We left our sweethearts and our wives A-weeping on the pier. Cheer up, my dears, we soon shall return For it's only half a year. With tarry dress we reached Stromness Where we do go ashore. With whalermen so scarce and the water even less, We'll have to take on more. Now dark and dreary grows the night And the stars begin to burn, With the chasing of the whale and the trying of the oil, And it seems like we'll never return. Our six-month being done, we tie up again, And the lads all go ashore, With plenty of brass and a bonny bonny lass For to make them ravers roar. To Greenland's coast we'll drink a toast, And to them we love so dear, And across the icy main to the whaling grounds again We'll take a trip next year.

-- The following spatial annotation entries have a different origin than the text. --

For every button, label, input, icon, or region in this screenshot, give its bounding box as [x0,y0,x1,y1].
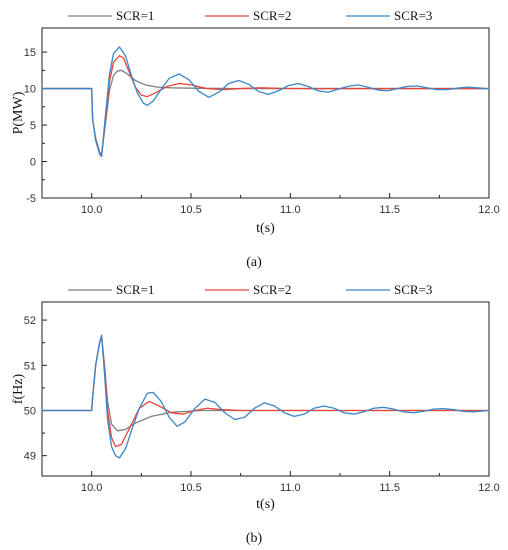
y-tick-label: 49 [24,451,36,463]
x-tick-label: 10.5 [180,482,201,494]
x-tick-label: 12.0 [478,204,499,216]
axis-ticks-b: 10.0 10.5 11.0 11.5 12.0 49 50 51 52 [24,315,500,494]
caption-b: (b) [246,531,263,546]
legend-a: SCR=1 SCR=2 SCR=3 [68,8,432,23]
plot-frame-a [41,27,490,199]
y-axis-title-a: P(MW) [11,91,26,134]
y-tick-label: 52 [24,315,36,327]
x-axis-title-a: t(s) [256,221,275,236]
x-tick-label: 11.5 [379,204,400,216]
x-tick-label: 11.0 [280,204,301,216]
y-axis-title-b: f(Hz) [11,374,26,405]
y-tick-label: 10 [24,84,36,96]
x-tick-label: 10.5 [180,204,201,216]
y-tick-label: 5 [30,120,36,132]
x-tick-label: 10.0 [81,482,102,494]
legend-label-scr3-b: SCR=3 [394,282,432,297]
series-group-b [41,334,490,459]
y-tick-label: 0 [30,157,36,169]
legend-label-scr1-a: SCR=1 [116,8,154,23]
series-group-a [41,46,490,158]
legend-label-scr2-b: SCR=2 [253,282,291,297]
series-line-scr2-a [41,55,490,157]
x-tick-label: 12.0 [478,482,499,494]
plot-frame-b [41,301,490,477]
x-tick-label: 10.0 [81,204,102,216]
series-line-scr3-b [41,334,490,459]
legend-label-scr3-a: SCR=3 [394,8,432,23]
chart-panel-b: SCR=1 SCR=2 SCR=3 10.0 10.5 11.0 11.5 12.0 49… [11,282,500,546]
y-tick-label: -5 [26,193,36,205]
y-tick-label: 51 [24,360,36,372]
caption-a: (a) [246,255,262,270]
chart-panel-a: SCR=1 SCR=2 SCR=3 10.0 10.5 11.0 11.5 12.0 -5… [11,8,500,270]
y-tick-label: 15 [24,47,36,59]
legend-label-scr1-b: SCR=1 [116,282,154,297]
x-axis-title-b: t(s) [256,497,275,512]
legend-label-scr2-a: SCR=2 [253,8,291,23]
x-tick-label: 11.5 [379,482,400,494]
x-tick-label: 11.0 [280,482,301,494]
y-tick-label: 50 [24,405,36,417]
axis-ticks-a: 10.0 10.5 11.0 11.5 12.0 -5 0 5 10 15 [24,47,500,216]
legend-b: SCR=1 SCR=2 SCR=3 [68,282,432,297]
series-line-scr3-a [41,46,490,158]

A.L. Lloyd‘s liner notes to Leviathan! Ballads and Songs of the Whaling Trade explain this song about the 1840s Greenland whaling season:

When the ships left London, Hull, Dundee for the northern grounds, the yards would be decorated with ribbons snatched from any pretty girls venturing near the quay, and the men would sing on the maindeck till the harbour bar was passed. They would put in at the Orkneys or Shetlands to take on fresh provisions and water, and perhaps a man or two to complete the crew, and then off to the cold coast of Greenland. This tender farewell song was a favourite of Fred Clausen, a meat-cutter aboard the Southern Express, and native of Stoneferry, Hull. Its elegiac tone suggests it was made by a Scottish whalerman (English whale balladeers generally inclined to rough adventure or outspoken complaint). John Ord, folk song collector and superintendent of police, heard the melody, or something very like it, sung by fisher girls in north-east Scotland in the 1880s.

16 variants are included in the Greig-Duncan collection, demonstrating the song’s popularity within Scotland.